Le cinéma russe a été connu pour, dès ses premières années, avoir cherché à aller plus loin que ce qui existait déjà. Les Eisenstein et les Vertov, entre autres, avaient élaboré leurs propres théories sur le sujet. Autant que le cinéma est issu d’un procédé mécanique, c’est aussi un art à même de faire appel à nos émotions et à nos perceptions du monde. C’est ce que des cinéastes tels que Tarkovski, Bresson, Kurosawa ou encore Mizoguchi ont étudié et véhiculé toute leur vie. Il est d’ailleurs intéressant, à ce sujet, de voir Tarkovski citer Alexandre Dovjenko comme une influence, un de ceux qui a réussi à faire du « cinéma poétique » avec, notamment, La Terre.
Alexandre Dovjenko est un cinéaste déjà connu à cette époque où une nouvelle décennie s’ouvre, où le cinéma muet quitte le présent pour s’évanouir dans le passé, à quelques exceptions près, dont fait partie La Terre. Beaucoup de films de la fin du muet préfiguraient déjà les principaux mouvements du début du parlant, et La Terre en fait partie, bien que son rayonnement soit encore plus large et irrigue l’histoire du cinéma toute entière. Comme tout film, La Terre raconte une histoire, celle de la fin des koulaks, riches propriétaires terriens, et l’arrivée de la mécanisation, nouvelle opportunité pour des paysans plus modestes de prospérer. Le message social et sa dimension politique, en pleine ascension du communisme soviétique, est tout à fait visible, avec cette lutte des classes et ce changement d’époque, mais il ne vire jamais à la propagande belliqueuse ni au pamphlet.
En effet, le film de Dovjenko ne doit pas simplement être regardé pour son histoire. Il ne s’agit pas simplement de voir un début, des événements, et une fin, puis de quitter le film. L’histoire du film n’est qu’un élément d’un ensemble bien plus vaste, et le film de Dovjenko a surtout pour vocation de faire ressentir les choses via l’omniprésence d’une nature superbement filmée. Le vent dans les champs, les rayons de lune à travers les nuages dans la nuit, ces amoncellements de pommes, le ruissellement de la pluie sur les fruits, la vie, la mort, la terre, le ciel, l’eau… C’est toute la beauté de la nature qui s’exprime ici. Les images capturent des instants fugaces et créent chez le spectateur des sensations particulières grâce à leur composition et à leur authenticité qui leur permettent d’établir cette communication si particulière avec le spectateur.

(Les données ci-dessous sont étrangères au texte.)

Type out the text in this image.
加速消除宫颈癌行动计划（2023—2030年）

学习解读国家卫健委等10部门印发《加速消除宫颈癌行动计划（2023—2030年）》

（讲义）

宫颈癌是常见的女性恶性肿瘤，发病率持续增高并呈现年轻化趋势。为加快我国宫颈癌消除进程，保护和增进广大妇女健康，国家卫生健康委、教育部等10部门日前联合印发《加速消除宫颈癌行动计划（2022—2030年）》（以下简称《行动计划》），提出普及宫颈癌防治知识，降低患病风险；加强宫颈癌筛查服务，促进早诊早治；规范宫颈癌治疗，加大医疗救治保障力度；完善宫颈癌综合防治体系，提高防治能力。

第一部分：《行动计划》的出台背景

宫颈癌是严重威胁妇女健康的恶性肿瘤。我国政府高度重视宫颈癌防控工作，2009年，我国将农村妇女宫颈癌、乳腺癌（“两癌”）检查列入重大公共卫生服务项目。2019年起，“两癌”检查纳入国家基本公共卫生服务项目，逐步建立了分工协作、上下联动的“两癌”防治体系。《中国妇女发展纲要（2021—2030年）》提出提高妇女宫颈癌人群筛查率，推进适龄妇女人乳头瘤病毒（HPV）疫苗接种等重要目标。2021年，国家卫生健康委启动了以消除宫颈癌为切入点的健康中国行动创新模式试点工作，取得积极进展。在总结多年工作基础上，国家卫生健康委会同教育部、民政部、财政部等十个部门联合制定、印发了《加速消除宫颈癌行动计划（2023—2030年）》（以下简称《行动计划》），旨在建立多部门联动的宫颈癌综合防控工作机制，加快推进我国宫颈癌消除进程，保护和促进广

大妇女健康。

En voyant le film sous cet angle, son histoire prend alors une autre dimension. L’histoire sur les koulaks et les moujiks cherche à capturer un moment d’histoire, mais aussi à créer un contraste entre le grouillement des humains et l’aspect frénétique et éphémère de leur vie, face à l’immuabilité et la pérennité de la nature. Là où les plans montrant la nature sont souvent fixes, s’enchaînant avec des fondus donnant une légère sensation de lenteur, les plans de foules et de groupes consistent généralement en une succession rapide de gros plans, généralement en contre-plongée, comme le faisaient souvent les cinéastes soviétiques à l’époque. Dovjenko parvient à montrer l’urgence d’une situation où des bouleversements interviennent de façon brutale, où l’humanité s’apprête à changer, mais où la nature demeure immense, inflexible, belle et mystérieuse. Le titre du film, La Terre, va en ce sens en mettant en avant ce qui est, en somme, l’élément principal du film, celui d’où l’on provient et celui où l’on retourne.
Dovjenko raconte certes une histoire, mais il parvient surtout à faire ressentir, à créer des émotions et des sensations chez le spectateur, à travers les images et ses choix de plans et de lumières, comme le cherchèrent plus tard Bresson et Tarkovski. Avec La Terre, il parvient à donner vie à une sorte de manifeste du cinéma poétique, où la caméra est au service d’un message personnel plus que d’une histoire. La caméra capture des moments parlants pour le cinéaste, pour qu’ils puissent parler au spectateur. C’est pour le cinéma soviétique le crépuscule d’une époque, mais la formidable ouverture vers de nouvelles perspectives permettant de donner au cinéma une nouvelle dimension.